Segundo o hospital, a comoção em torno do caso fez com que tanto funcionários do local como clientes entrassem em uma espécie de fila para adotar Pintada.

À TV Globo, um dos PMs envolvidos no atendimento, Henrique Ribeiro, contou que a decisão não teve muito planejamento, dada a urgência. “A gente tinha que dar um jeito na situação. O cachorro estava ferido. Acho que dinheiro não é tudo”, afirmou.

Cachorro morto em unidade do Carrefour gera comoção

Nos últimos dias, o caso de um cachorro que morreu na parte externa de uma unidade do Carrefour em Osasco (Grande SP) em circunstâncias ainda não esclarecidas gerou comoção. A Polícia Civil investiga a ocorrência, que terminou com a morte do animal.

Vídeos de câmeras de segurança do estabelecimento, já de posse da polícia, mostram um segurança do supermercado andando próximo ao cachorro com uma barra de ferro nas mãos. Em outras imagens, o animal aparece andando já sangrando, instantes antes de morrer, e sendo imobilizado por funcionários do Centro de Zoonoses da Prefeitura de Osasco, que foram acionados.

O Ministério Público Estadual instaurou um inquérito civil para apurar o caso. 

Em nota, o Carrefour disse reconhecer "um grave problema" em sua loja de Osasco. A empresa afastou a equipe de segurança enquanto as investigações são realizadas.

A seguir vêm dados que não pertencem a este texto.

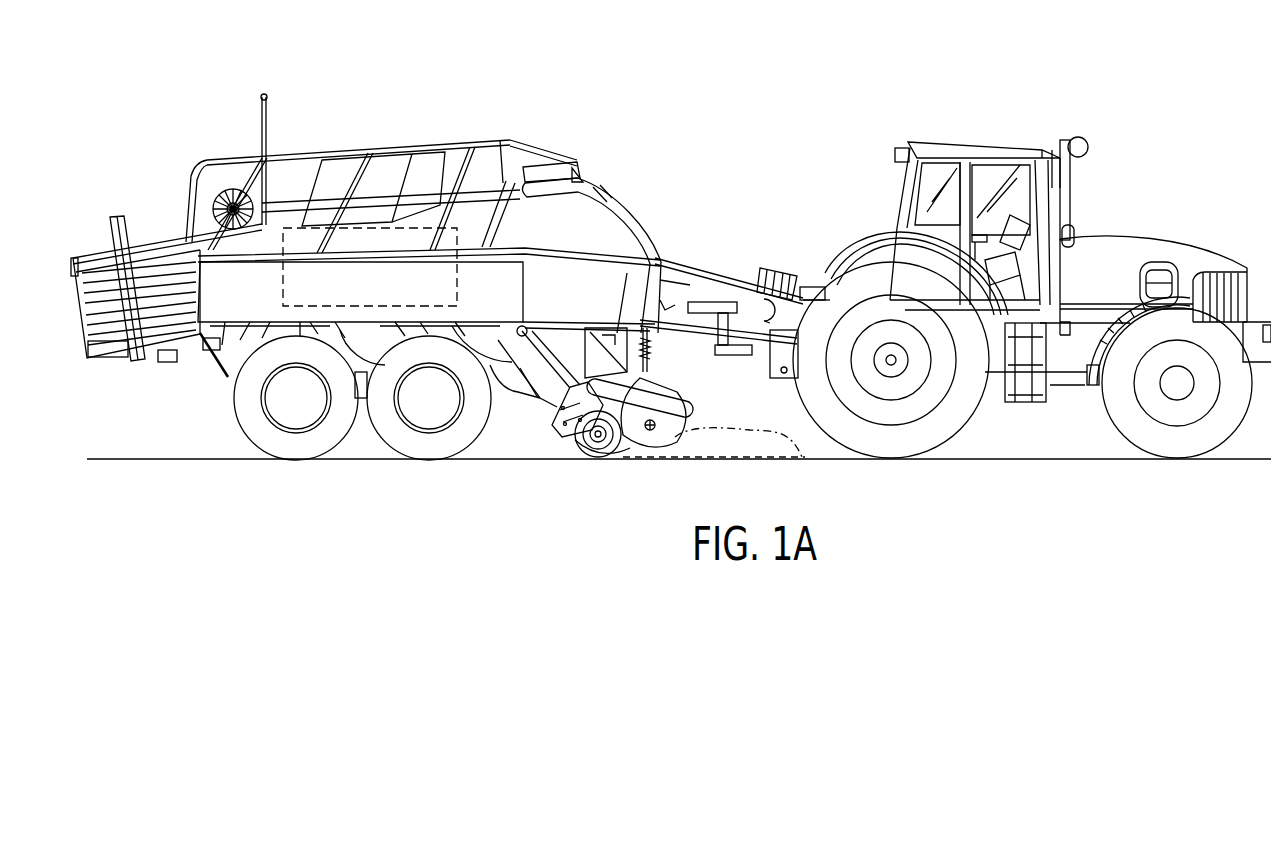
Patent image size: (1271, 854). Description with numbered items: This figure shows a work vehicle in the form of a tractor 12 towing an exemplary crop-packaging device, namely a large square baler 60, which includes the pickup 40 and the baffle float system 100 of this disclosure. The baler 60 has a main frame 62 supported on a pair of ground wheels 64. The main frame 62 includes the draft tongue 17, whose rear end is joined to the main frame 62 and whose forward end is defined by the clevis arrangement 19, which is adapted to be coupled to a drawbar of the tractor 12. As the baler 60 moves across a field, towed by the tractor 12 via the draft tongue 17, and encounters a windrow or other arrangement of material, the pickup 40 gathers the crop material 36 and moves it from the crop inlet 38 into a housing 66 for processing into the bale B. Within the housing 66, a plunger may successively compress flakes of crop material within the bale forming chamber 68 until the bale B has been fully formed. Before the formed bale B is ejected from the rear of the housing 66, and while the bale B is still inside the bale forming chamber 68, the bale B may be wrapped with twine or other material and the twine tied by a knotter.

The tractor 12 is at (1170, 242).
The draft tongue 17 is at (670, 272).
The clevis arrangement 19 is at (783, 270).
The crop material 36 is at (742, 462).
The crop inlet 38 is at (640, 447).
The pickup 40 is at (585, 468).
The large square baler 60 is at (199, 105).
The main frame 62 is at (537, 402).
The ground wheels 64 is at (252, 428).
The housing 66 is at (577, 222).
The bale forming chamber 68 is at (383, 226).
The baffle float system 100 is at (660, 378).
The bale B is at (105, 357).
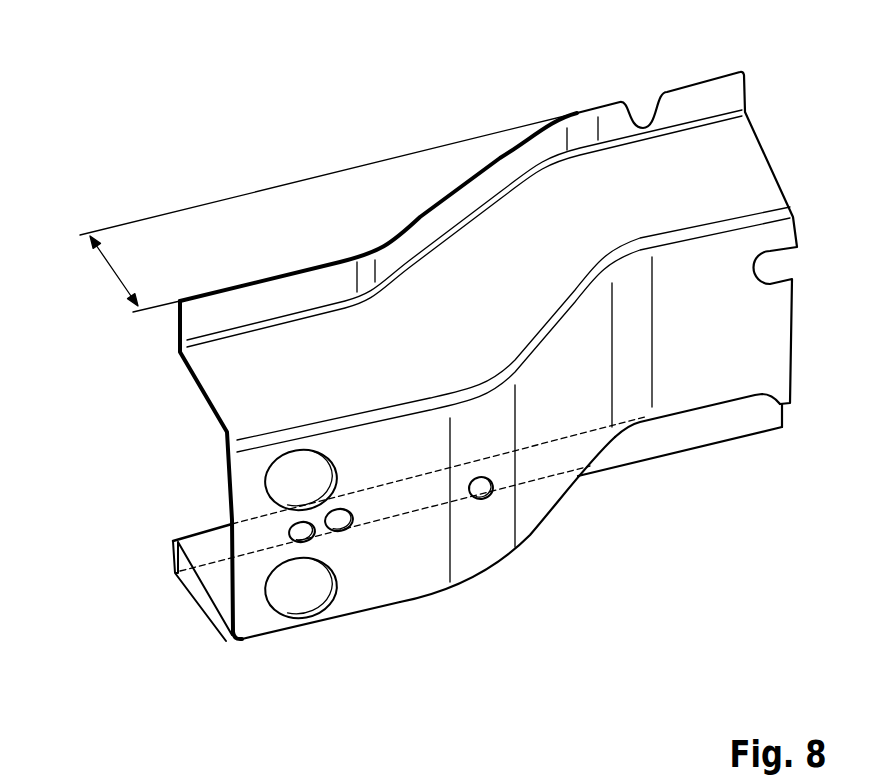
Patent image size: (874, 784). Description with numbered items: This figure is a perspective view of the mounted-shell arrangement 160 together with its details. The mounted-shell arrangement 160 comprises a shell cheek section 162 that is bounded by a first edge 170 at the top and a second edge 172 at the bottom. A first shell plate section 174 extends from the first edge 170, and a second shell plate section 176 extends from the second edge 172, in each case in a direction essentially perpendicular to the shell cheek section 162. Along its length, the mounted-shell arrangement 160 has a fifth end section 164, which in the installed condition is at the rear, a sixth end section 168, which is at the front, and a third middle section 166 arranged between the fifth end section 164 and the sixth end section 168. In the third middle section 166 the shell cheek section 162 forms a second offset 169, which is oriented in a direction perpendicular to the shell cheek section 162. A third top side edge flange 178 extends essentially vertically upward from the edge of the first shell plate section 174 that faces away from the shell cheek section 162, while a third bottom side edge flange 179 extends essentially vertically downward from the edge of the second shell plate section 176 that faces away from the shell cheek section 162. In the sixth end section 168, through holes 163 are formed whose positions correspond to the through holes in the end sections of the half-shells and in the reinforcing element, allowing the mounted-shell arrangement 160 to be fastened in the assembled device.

The mounted-shell arrangement 160 is at (357, 92).
The shell cheek section 162 is at (572, 418).
The through holes 163 is at (293, 476).
The fifth end section 164 is at (782, 457).
The third middle section 166 is at (537, 587).
The sixth end section 168 is at (255, 672).
The second offset 169 is at (110, 273).
The first edge 170 is at (357, 417).
The second edge 172 is at (367, 613).
The first shell plate section 174 is at (593, 190).
The second shell plate section 176 is at (222, 592).
The third top side edge flange 178 is at (480, 190).
The third bottom side edge flange 179 is at (178, 565).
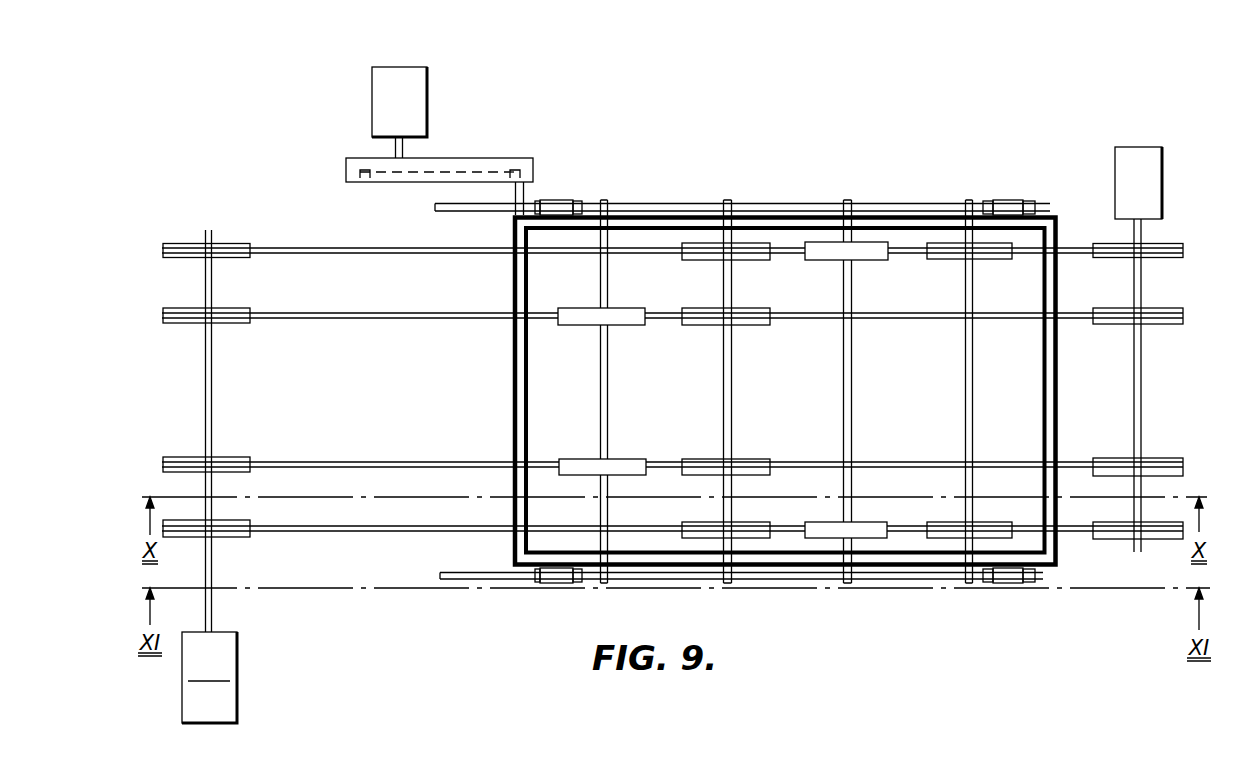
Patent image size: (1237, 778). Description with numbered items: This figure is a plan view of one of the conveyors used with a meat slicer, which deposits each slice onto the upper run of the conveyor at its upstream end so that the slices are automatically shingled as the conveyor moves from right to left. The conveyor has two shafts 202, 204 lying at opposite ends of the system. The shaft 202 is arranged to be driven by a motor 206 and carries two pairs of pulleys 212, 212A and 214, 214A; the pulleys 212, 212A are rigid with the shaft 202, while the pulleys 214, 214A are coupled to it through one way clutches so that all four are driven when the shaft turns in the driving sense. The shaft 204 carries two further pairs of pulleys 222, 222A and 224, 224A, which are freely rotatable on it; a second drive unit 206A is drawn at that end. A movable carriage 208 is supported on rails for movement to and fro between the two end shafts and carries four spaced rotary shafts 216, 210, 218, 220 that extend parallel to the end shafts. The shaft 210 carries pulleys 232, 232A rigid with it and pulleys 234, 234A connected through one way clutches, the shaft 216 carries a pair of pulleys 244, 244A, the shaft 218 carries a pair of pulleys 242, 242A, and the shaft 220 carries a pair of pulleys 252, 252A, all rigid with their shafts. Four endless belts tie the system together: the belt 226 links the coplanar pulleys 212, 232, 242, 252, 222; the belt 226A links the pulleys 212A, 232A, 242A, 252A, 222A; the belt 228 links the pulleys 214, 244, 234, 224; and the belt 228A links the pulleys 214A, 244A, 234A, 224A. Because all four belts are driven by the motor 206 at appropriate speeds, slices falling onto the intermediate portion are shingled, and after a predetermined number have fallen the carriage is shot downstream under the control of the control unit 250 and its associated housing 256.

The shaft 202 is at (205, 392).
The shaft 204 is at (1133, 407).
The motor 206 is at (209, 677).
The motor 206A is at (1122, 174).
The movable carriage 208 is at (512, 398).
The rotary shaft 210 is at (723, 413).
The pulley 212 is at (193, 540).
The pulley 212A is at (195, 244).
The pulley 214 is at (192, 457).
The pulley 214A is at (197, 323).
The rotary shaft 216 is at (600, 413).
The rotary shaft 218 is at (843, 413).
The rotary shaft 220 is at (965, 411).
The pulley 222 is at (1115, 540).
The pulley 222A is at (1122, 262).
The pulley 224 is at (1138, 467).
The pulley 224A is at (1122, 325).
The endless belt 226 is at (385, 532).
The endless belt 226A is at (400, 255).
The endless belt 228 is at (380, 462).
The endless belt 228A is at (383, 318).
The pulley 232 is at (690, 522).
The pulley 232A is at (703, 260).
The pulley 234 is at (716, 459).
The pulley 234A is at (706, 325).
The pulley 242 is at (823, 522).
The pulley 242A is at (830, 260).
The pulley 244 is at (578, 452).
The pulley 244A is at (590, 325).
The control unit 250 is at (373, 97).
The pulley 252 is at (940, 522).
The pulley 252A is at (950, 260).
The controller housing 256 is at (346, 172).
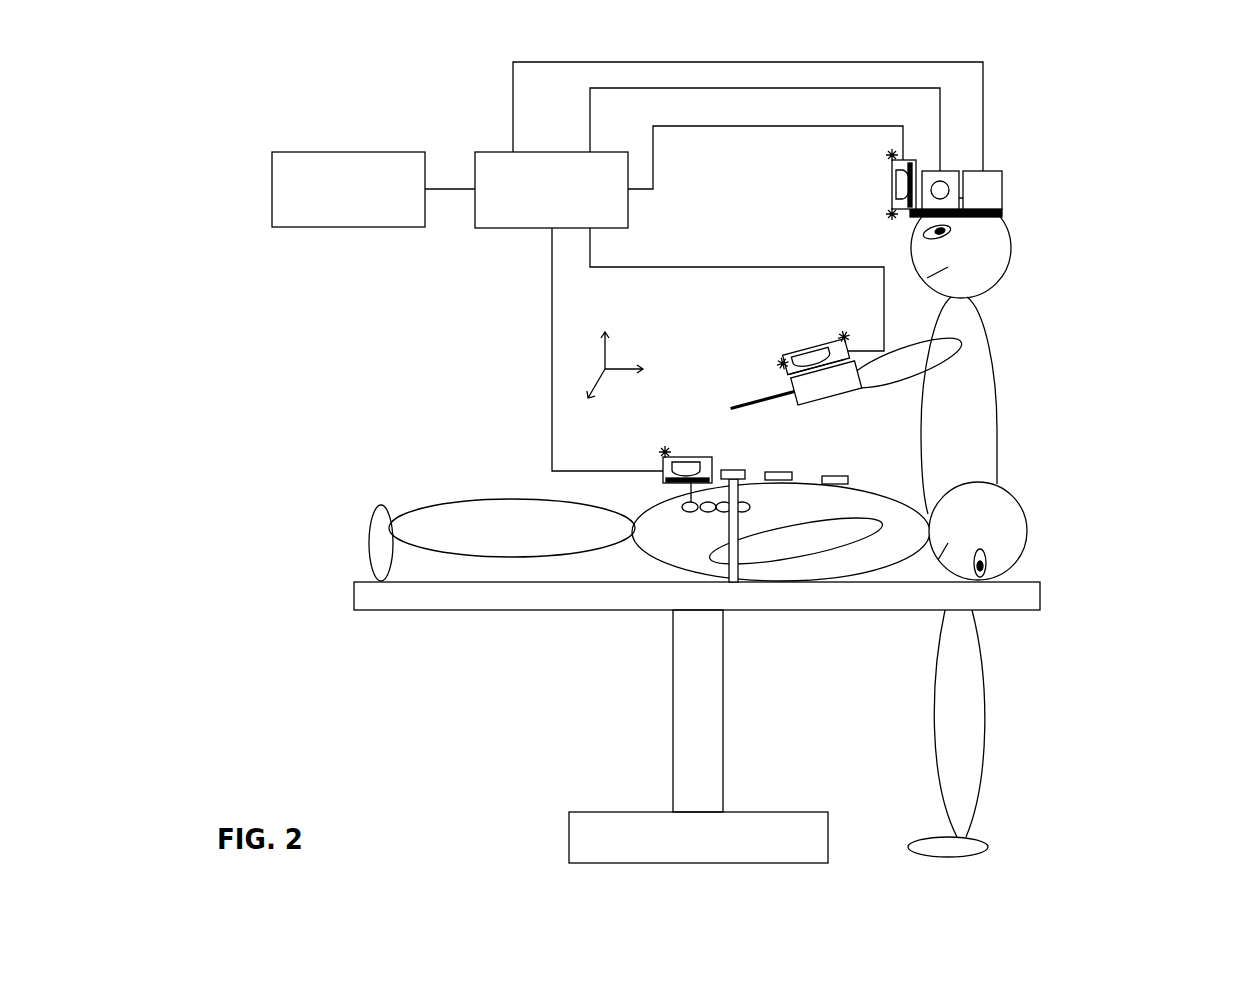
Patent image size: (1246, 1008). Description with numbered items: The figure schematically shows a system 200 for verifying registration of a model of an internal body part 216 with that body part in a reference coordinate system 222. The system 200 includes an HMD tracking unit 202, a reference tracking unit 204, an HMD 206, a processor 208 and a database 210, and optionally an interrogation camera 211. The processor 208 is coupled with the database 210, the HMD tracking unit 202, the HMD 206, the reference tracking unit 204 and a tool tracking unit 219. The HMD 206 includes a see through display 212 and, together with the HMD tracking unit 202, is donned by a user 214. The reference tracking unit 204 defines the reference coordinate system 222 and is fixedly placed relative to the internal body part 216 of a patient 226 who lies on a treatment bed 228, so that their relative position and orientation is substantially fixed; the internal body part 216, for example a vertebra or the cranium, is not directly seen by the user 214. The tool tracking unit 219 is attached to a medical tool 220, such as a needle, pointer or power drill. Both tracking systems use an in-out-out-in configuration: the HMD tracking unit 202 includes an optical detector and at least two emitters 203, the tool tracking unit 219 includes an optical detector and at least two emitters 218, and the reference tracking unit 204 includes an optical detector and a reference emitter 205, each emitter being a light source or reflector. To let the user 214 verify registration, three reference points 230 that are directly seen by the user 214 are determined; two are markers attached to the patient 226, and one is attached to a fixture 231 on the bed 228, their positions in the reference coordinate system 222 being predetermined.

"A empresa não vai se eximir de sua responsabilidade. Estamos tristes com a morte desse animal. Somos os maiores interessados em que todos os fatos sejam esclarecidos. Por isso, aguardamos que as autoridades concluam rapidamente as investigações." A rede informou ainda que, qualquer que seja a conclusão do inquérito, "estamos inteiramente comprometidos na reparação desse dano".